Most of Gaza's population of 2.3 million has been displaced by the war, and UN reports indicate that the Israeli-imposed siege has pushed the population to the brink of famine.

Hamas's armed wing, Qassam Brigades, has not declared the total number of its combatants or those who have been killed during hostilities. 

A classified US report in January, according to the WSJ, estimated that Hamas had between 25,000 and 30,000 combatants before the war, similar to Israeli estimates of at least 30,000.

Hamas resilient despite losses

Retired Army General Joseph Votel, who formerly commanded US military operations in the Middle East, told the WSJ that, according to his analysis, Hamas is still capable of continuing the fight despite its losses.

"One person might now have to do two or three jobs," he said.

Even in the north where Israeli attacks have destroyed a large part of the city, the group remains resilient, according to the WSJ.

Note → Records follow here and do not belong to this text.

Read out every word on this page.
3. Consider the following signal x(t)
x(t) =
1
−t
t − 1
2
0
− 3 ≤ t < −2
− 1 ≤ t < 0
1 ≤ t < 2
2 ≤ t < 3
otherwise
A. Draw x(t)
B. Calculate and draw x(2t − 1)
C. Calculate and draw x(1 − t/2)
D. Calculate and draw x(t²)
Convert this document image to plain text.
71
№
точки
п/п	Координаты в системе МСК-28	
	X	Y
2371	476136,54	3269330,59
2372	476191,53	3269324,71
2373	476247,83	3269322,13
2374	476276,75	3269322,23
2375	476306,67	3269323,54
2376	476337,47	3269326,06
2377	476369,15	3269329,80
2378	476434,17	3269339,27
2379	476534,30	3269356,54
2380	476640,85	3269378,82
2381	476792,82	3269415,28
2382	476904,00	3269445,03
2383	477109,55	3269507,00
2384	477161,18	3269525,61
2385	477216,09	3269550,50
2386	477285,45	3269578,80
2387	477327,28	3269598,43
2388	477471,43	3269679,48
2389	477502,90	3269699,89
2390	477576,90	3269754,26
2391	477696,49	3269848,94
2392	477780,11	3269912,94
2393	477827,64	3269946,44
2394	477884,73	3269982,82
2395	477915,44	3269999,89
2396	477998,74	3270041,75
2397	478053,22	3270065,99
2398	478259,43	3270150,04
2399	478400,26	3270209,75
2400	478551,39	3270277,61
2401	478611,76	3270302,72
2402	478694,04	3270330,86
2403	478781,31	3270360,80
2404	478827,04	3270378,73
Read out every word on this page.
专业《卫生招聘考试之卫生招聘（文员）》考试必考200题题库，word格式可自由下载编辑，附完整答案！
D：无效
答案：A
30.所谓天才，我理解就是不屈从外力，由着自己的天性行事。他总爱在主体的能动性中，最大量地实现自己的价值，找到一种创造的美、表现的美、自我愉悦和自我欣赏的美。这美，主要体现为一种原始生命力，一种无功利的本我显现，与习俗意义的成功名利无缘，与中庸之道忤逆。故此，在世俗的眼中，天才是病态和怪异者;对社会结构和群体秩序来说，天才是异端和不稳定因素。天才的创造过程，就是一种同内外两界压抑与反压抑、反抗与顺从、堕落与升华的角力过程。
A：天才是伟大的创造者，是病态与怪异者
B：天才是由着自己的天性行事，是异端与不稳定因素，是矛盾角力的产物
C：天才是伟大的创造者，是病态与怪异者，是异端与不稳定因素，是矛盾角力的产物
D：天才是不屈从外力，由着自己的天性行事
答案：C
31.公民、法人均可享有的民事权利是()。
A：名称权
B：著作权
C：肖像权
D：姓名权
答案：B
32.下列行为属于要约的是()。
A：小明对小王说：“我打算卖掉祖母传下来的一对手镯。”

"Hamas is attempting to reassert its authority by putting small groups of police and emergency services to patrol the streets," the newspaper wrote, citing Israeli officials and Palestinian residents. 

The report added that the firing of rockets by Hamas into Israel from central Gaza is yet another indication of the group's resilience. 

An Israeli military officer also told the WSJ that authorities from the Hamas-run Palestinian interior ministry have even returned to Gaza City, including in areas previously seized by the Israeli army during the fighting.